McConnell: I Applaud Chairman Grassley For Not Allowing Blue Slip Courtesy To Be Abused
‘Perhaps our Democratic colleagues now feel buyer’s remorse over the change to Senate Rules they jammed through this body. But they should not be allowed to use the committee’s blue slip courtesy - which is neither a committee rule, nor a Senate Rule - as another way to block the consideration of nominees with majority support.’
WASHINGTON, D.C. – Senate Majority Leader Mitch McConnell (R-KY) made the following remarks on the Senate floor regarding more of the president’s well-qualified judicial nominees and Senate Democrats’ abuse of the blue slip courtesy in the confirmation process:
“Our colleague Senator Grassley has done an outstanding job processing the president’s judicial nominees, beginning with the president’s selection of Judge Neil Gorsuch to serve on the Supreme Court. Chairman Grassley and the members of the Judiciary Committee continue their important work today as the committee holds a hearing for three more of the president’s judicial nominees, including two well-qualified nominees to our circuit courts, Justice David Stras and Mr. Stuart Kyle Duncan.
“The Committee’s hearing today is particularly important because it means that one member of this body – in this case, the junior Senator from Minnesota – cannot single-handedly block the committee from considering an extraordinarily well-qualified nominee to serve on our circuit courts. That nominee is Minnesota Supreme Court Justice David Stras.
“Justice Stras is an impressively qualified and widely admired member of Minnesota’s highest court. He was raised by a single mother and is the grandson of a survivor of the Nazi death camp at Auschwitz. Justice Stras graduated first in his class from the University of Kansas Law School. He has clerked on the court of appeals and the United States Supreme Court.
“He worked for several years in private practice until he joined the faculty of the University of Minnesota Law School. He was appointed to the Minnesota Supreme Court in 2010, and in 2012, Minnesota voters elected him to a full term on their highest court. His reputation in the Minnesota legal community is impeccable. It is no wonder the American Bar Association, hardly a right-wing organization, gave him its highest rating, unanimously well qualified.
“Nevertheless, the junior Senator from Minnesota does not support Justice Stras receiving so much as a hearing. That approach is untenable in light of the recent actions of our Democratic colleagues. A little more than four years ago, they eliminated the supermajority requirement for ending debate on lower court nominees. They did so, they said, because they believed that a minority of the Senate should not be able to prevent the confirmation of a nominee who enjoyed the support of a majority of this body.
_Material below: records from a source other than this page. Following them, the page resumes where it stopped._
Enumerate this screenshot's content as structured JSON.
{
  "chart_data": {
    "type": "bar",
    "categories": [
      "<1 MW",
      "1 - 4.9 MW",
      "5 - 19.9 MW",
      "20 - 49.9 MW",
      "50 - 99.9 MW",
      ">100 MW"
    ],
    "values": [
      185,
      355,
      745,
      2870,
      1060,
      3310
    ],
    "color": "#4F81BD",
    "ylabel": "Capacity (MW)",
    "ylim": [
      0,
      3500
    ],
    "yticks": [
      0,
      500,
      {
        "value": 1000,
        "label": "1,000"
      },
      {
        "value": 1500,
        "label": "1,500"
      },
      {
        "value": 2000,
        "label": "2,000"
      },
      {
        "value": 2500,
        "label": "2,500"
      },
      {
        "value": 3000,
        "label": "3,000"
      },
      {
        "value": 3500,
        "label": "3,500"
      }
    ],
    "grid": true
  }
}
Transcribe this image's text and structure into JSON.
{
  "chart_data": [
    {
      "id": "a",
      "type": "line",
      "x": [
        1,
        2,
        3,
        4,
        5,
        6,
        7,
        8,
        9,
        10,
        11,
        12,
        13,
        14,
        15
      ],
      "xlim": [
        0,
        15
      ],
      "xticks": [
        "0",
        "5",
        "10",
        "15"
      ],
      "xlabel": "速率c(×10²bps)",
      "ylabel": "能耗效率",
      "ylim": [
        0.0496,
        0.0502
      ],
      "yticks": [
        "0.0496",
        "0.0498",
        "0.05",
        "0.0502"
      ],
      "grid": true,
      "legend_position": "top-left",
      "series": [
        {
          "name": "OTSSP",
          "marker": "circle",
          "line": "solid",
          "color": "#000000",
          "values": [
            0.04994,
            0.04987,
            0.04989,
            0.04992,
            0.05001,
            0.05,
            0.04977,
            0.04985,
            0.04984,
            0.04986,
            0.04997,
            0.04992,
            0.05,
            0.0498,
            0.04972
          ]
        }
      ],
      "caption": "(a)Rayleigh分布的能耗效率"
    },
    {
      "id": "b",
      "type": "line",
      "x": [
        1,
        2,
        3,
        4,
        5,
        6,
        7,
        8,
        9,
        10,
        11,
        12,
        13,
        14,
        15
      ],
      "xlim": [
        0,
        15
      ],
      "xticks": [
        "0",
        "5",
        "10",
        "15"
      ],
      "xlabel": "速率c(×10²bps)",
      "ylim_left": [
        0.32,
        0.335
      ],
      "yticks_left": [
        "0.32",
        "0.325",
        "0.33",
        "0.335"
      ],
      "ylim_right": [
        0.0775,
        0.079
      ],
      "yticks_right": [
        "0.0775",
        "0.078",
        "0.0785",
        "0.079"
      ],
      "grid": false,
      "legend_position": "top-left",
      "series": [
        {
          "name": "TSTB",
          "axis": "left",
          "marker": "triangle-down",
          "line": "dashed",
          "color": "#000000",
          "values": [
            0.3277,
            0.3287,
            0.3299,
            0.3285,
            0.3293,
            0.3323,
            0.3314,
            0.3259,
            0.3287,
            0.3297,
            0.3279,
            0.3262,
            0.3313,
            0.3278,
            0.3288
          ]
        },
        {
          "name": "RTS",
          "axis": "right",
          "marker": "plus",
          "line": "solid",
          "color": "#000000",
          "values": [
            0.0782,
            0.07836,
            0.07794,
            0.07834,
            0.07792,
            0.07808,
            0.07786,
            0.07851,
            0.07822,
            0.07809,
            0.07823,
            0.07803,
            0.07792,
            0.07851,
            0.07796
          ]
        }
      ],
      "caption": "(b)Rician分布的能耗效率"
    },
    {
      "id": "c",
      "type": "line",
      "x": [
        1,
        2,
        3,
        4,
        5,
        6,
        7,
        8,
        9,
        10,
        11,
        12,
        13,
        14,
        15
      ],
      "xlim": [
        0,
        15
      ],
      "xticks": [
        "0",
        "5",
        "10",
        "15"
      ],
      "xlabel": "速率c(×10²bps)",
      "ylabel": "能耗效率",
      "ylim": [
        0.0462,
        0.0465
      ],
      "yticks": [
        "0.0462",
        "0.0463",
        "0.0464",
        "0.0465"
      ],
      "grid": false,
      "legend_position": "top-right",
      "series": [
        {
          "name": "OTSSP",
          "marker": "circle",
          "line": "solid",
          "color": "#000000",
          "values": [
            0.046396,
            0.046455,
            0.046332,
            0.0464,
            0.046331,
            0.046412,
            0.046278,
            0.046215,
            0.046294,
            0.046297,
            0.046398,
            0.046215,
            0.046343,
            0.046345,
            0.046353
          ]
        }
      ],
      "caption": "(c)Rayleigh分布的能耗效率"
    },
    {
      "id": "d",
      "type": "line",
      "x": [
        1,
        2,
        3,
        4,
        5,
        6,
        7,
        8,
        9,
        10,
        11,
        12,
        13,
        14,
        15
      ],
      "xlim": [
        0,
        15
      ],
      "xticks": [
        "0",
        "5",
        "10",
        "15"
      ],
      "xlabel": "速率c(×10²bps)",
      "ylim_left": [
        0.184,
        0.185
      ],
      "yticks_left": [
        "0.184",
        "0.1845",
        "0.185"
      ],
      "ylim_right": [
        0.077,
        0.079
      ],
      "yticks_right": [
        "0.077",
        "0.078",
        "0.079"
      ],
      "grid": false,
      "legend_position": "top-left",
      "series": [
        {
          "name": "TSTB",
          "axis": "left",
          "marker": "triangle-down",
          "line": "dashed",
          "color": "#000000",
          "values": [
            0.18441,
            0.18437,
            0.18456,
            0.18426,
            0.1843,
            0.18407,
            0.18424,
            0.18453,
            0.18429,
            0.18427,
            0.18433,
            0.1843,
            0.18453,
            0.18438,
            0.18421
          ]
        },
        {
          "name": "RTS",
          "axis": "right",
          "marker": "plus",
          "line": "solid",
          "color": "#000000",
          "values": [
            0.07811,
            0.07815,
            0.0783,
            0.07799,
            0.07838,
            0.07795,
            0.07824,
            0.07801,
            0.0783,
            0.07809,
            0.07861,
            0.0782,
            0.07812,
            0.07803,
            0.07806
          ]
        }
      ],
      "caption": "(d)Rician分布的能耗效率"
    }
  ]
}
“Perhaps our Democratic colleagues now feel buyer’s remorse over the change to Senate Rules they jammed through this body. But they should not be allowed to use the committee’s blue slip courtesy – which is neither a committee rule, nor a Senate Rule – as another way to block the consideration of nominees with majority support.
“As Chairman Grassley has pointed out, that approach is not the way the blue slip courtesy was first used, nor is it the way the vast majority of Judiciary Committee Chairmen have used it. And after Senate Democrats changed the Senate’s Rules to prevent 41 Senators from stopping a nominee, our Democratic colleagues cannot now think it is tenable to give just one Senator absolute power, via the blue slip, to do so.
“In this case, the junior Senator from Minnesota acknowledges that it is ‘undeniably true’ that Justice Stras is a ‘committed public servant whose tenure as a professor at the University of Minnesota underscores just how much he cares about the law.’ Yet our colleague objects to the committee even considering his nomination.
“Why does he want to block a widely respected and accomplished state Supreme Court justice from his own state whom his constituents support? Because our colleague doesn’t agree with the United States Supreme Court Justices whom the nominee admires, one of whom the nominee happened to clerk for. I applaud Chairman Grassley for not allowing the blue slip courtesy to be abused in this fashion, and I look forward to learning more about Justice Stras’s views from today’s hearing.”